Sound Reporting: The NPR Guide to Audio Journalism and Production
- Author: Jonathan Kern
- Language: English
- Genre: Non-fiction
- Publisher: University of Chicago
- Publication date: 2008
- Publication place: United States

= Sound Reporting =

2008 book by Jonathan Kern

Sound Reporting: The NPR Guide to Audio Journalism and Production is a 2008 book by Jonathan Kern published by the University of Chicago. It concerns National Public Radio.

==Background==
At the time of publication the author was employed by NPR as a trainer; he previously worked as an executive producer of All Things Considered.

==Contents==
Rob Quicke of William Paterson University stated that the book's coverage extends to all "[aspects] of audio production and journalism". The book has eighteen chapters and 382 pages total.
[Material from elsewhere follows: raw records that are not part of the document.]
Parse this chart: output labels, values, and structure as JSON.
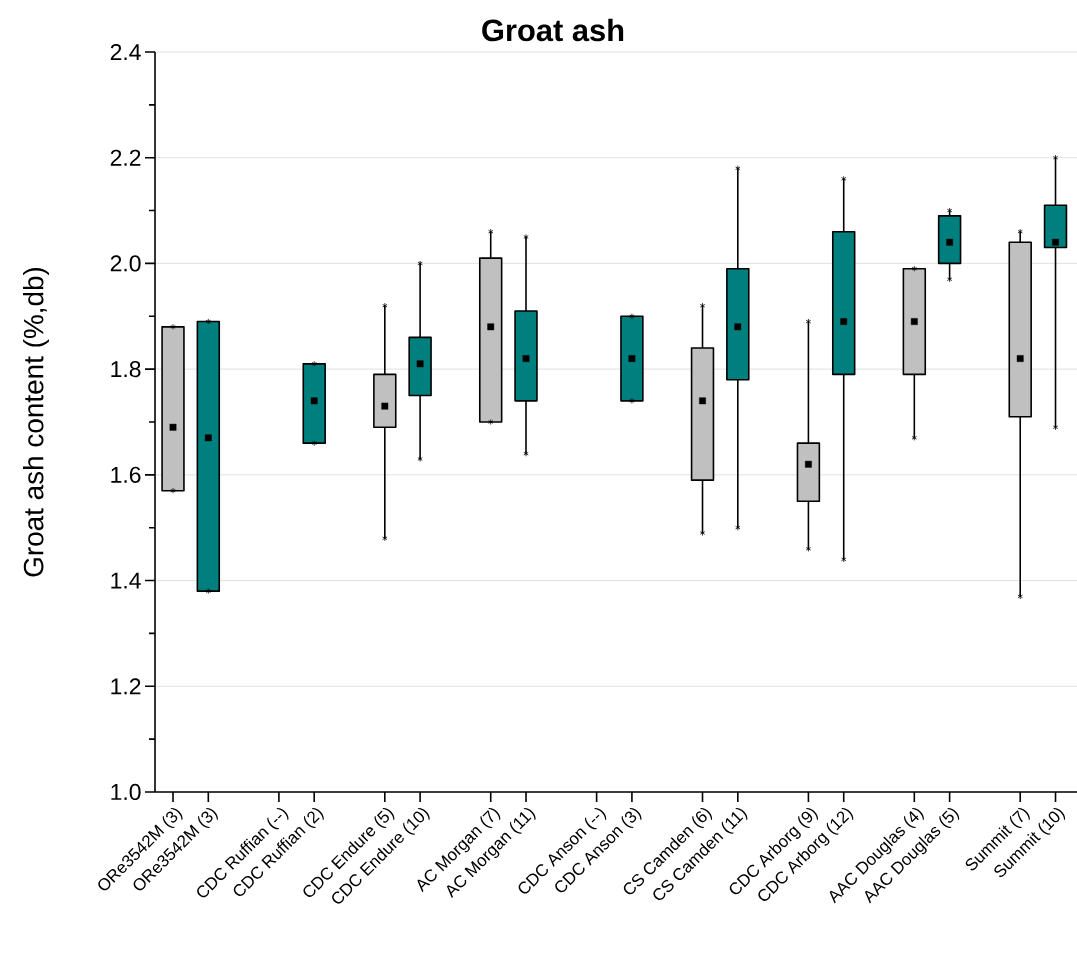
{
  "chart_data": {
    "type": "box",
    "title": "Groat ash",
    "ylabel": "Groat ash content (%,db)",
    "categories": [
      "ORe3542M (3)",
      "ORe3542M (3)",
      null,
      "CDC Ruffian (--)",
      "CDC Ruffian (2)",
      null,
      "CDC Endure (5)",
      "CDC Endure (10)",
      null,
      "AC Morgan (7)",
      "AC Morgan (11)",
      null,
      "CDC Anson (--)",
      "CDC Anson (3)",
      null,
      "CS Camden (6)",
      "CS Camden (11)",
      null,
      "CDC Arborg (9)",
      "CDC Arborg (12)",
      null,
      "AAC Douglas (4)",
      "AAC Douglas (5)",
      null,
      "Summit (7)",
      "Summit (10)"
    ],
    "series": [
      {
        "color": "#c0c0c0",
        "boxes": [
          {
            "low": 1.57,
            "q1": 1.57,
            "q3": 1.88,
            "high": 1.88,
            "mean": 1.69
          },
          null,
          null,
          null,
          null,
          null,
          {
            "low": 1.48,
            "q1": 1.69,
            "q3": 1.79,
            "high": 1.92,
            "mean": 1.73
          },
          null,
          null,
          {
            "low": 1.7,
            "q1": 1.7,
            "q3": 2.01,
            "high": 2.06,
            "mean": 1.88
          },
          null,
          null,
          null,
          null,
          null,
          {
            "low": 1.49,
            "q1": 1.59,
            "q3": 1.84,
            "high": 1.92,
            "mean": 1.74
          },
          null,
          null,
          {
            "low": 1.46,
            "q1": 1.55,
            "q3": 1.66,
            "high": 1.89,
            "mean": 1.62
          },
          null,
          null,
          {
            "low": 1.67,
            "q1": 1.79,
            "q3": 1.99,
            "high": 1.99,
            "mean": 1.89
          },
          null,
          null,
          {
            "low": 1.37,
            "q1": 1.71,
            "q3": 2.04,
            "high": 2.06,
            "mean": 1.82
          },
          null
        ]
      },
      {
        "color": "#007f7f",
        "boxes": [
          null,
          {
            "low": 1.38,
            "q1": 1.38,
            "q3": 1.89,
            "high": 1.89,
            "mean": 1.67
          },
          null,
          null,
          {
            "low": 1.66,
            "q1": 1.66,
            "q3": 1.81,
            "high": 1.81,
            "mean": 1.74
          },
          null,
          null,
          {
            "low": 1.63,
            "q1": 1.75,
            "q3": 1.86,
            "high": 2.0,
            "mean": 1.81
          },
          null,
          null,
          {
            "low": 1.64,
            "q1": 1.74,
            "q3": 1.91,
            "high": 2.05,
            "mean": 1.82
          },
          null,
          null,
          {
            "low": 1.74,
            "q1": 1.74,
            "q3": 1.9,
            "high": 1.9,
            "mean": 1.82
          },
          null,
          null,
          {
            "low": 1.5,
            "q1": 1.78,
            "q3": 1.99,
            "high": 2.18,
            "mean": 1.88
          },
          null,
          null,
          {
            "low": 1.44,
            "q1": 1.79,
            "q3": 2.06,
            "high": 2.16,
            "mean": 1.89
          },
          null,
          null,
          {
            "low": 1.97,
            "q1": 2.0,
            "q3": 2.09,
            "high": 2.1,
            "mean": 2.04
          },
          null,
          null,
          {
            "low": 1.69,
            "q1": 2.03,
            "q3": 2.11,
            "high": 2.2,
            "mean": 2.04
          }
        ]
      }
    ],
    "ylim": [
      1.0,
      2.4
    ],
    "yticks": [
      {
        "value": 1.0,
        "label": "1.0"
      },
      {
        "value": 1.2,
        "label": "1.2"
      },
      {
        "value": 1.4,
        "label": "1.4"
      },
      {
        "value": 1.6,
        "label": "1.6"
      },
      {
        "value": 1.8,
        "label": "1.8"
      },
      {
        "value": 2.0,
        "label": "2.0"
      },
      {
        "value": 2.2,
        "label": "2.2"
      },
      {
        "value": 2.4,
        "label": "2.4"
      }
    ],
    "grid": "y"
  }
}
The initial portion has five chapters: "Sound & Stories," "Fairness," "Writing for Broadcast," "Reporting," and "Field of Producing." The latter part includes chapters about the directing, editing, and production processes and making commentary. The final chapter discusses changes in the radio process due to the introduction of digital technology.

==Reception==
Donna Seaman of Booklist wrote that the book is "Comprehensive and lucid".

Quicke stated that he "highly recommended" the book.